Dr. Lindsey Criswell contributes to research efforts in Sjögren’s Syndrome through her participation in the NIH-funded Sjögren’s International Collaboration Clinical Alliance (SICCA). In addition to extensive clinical information, a bank of salivary gland tissue, blood and other biospecimens have been obtained from over 3,000 participants and are made available to worldwide investigators. These studies have led to the development of new classification criteria for Sjögren’s Syndrome.
Systemic Lupus Erythematosus (SLE)
Dr. Maria Dall’Era is the Director of the UCSF Lupus Clinic, which cares for over 200 patients with systemic lupus erythematosus from all over Northern California. This work has culminated in the demonstration of effective new approaches to induce and maintain remission in people with life-threatening kidney disease due to SLE. This work is based in large part on pioneering basic research conducted at the Rosalind Russell Center at UCSF by Drs. David Wofsy and David Daikh. Currently, her research focuses on the design and conduct of clinical trials in order to develop safer and more effective medications for the treatment of lupus. Her work also looks at the symptoms, clinical course, treatments, and outcomes of lupus patients in a prospective registry.
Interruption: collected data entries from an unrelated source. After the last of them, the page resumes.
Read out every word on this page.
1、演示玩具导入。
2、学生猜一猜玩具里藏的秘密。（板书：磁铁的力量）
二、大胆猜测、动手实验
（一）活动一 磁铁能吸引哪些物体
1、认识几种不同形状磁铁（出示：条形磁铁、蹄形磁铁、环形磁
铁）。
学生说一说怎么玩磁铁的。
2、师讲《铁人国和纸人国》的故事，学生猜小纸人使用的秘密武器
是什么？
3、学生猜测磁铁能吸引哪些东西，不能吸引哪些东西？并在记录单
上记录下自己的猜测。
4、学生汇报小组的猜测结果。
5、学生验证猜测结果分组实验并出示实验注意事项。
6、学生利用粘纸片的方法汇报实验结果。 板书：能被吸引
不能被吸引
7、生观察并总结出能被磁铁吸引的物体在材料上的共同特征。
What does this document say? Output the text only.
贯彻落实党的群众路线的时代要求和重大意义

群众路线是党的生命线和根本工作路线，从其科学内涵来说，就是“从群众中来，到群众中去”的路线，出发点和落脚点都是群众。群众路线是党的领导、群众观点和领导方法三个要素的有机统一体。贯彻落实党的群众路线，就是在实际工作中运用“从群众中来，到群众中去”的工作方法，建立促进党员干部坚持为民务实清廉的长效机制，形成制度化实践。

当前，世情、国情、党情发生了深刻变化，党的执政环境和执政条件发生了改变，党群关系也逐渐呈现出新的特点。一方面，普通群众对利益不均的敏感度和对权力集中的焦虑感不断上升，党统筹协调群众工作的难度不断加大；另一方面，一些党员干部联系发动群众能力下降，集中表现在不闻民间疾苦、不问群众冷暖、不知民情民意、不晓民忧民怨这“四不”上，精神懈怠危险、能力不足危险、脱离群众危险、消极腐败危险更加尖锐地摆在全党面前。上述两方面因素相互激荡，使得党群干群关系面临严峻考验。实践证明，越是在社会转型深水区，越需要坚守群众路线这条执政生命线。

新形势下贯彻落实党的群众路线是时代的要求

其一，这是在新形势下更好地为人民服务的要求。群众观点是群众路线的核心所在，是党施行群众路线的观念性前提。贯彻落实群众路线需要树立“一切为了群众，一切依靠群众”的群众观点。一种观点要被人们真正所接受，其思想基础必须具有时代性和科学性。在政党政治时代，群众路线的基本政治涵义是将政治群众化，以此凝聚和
Dr. Lindsey Criswell’s lupus research focuses on identifying the genes that contribute to the risk and severity of the disease. Through this work, Dr. Criswell and her collaborators have helped to define biologic pathways that contribute to the development of SLE. Ultimately, this work will inform the development of new treatments and provide better diagnostic and prognostic tools. Drs. Sharon Chung and Cristina Lanata collaborate extensively with Dr. Criswell to use genetic, epigenetic, and transcriptional methods to understand SLE clinical manifestations and disease heterogeneity.
A key focus of Jinoos Yazdany's lupus research program has been examining the quality of health care delivered to patients with lupus. In 2009, with lupus experts from around the United States, she spearheaded the development of the first quality measure set for lupus. Subsequently, she has gone on to apply these measures to understand health care quality for patients with lupus. Her work has highlighted gaps in care for the condition, disparities in quality for vulnerable populations such as the uninsured, and also identified preventable medication errors.
Dr. Jimmie Ye’s lab develops novel computational and genomics tools to characterize gene expression and studies the genetic basis for its effects on disease susceptibility. He has recently utilized multiplexed single droplet RNA sequencing to characterized gene expression in single cells of patients with systemic lupus erythematosus. He is Director of the P30 PREMIER Genomics and Molecular Resources Core, and in that role collaborates with a large number of faculty performing autoimmunity research at UCSF.
Vasculitis (Giant Cell Arteritis, Polyarteritis Nodosa, Granulomatosis with polyangiitis)
Dr. Sharon Chung’s research and clinical program focuses on the study of vasculitis, a group of life-threatening diseases caused by inflammation of the blood vessels. As the director of the UCSF Vasculitis Clinic, she works with other UCSF specialists to provide expert care in diagnosing and treating these rare and intensively complex diseases. Dr. Chung also leads state-of-the-art genetic and epigenetic research studies, and collaborates with national and international research networks, to help identify the biologic mechanisms that lead to vasculitis in order to develop less toxic treatments and more informative diagnostic tests.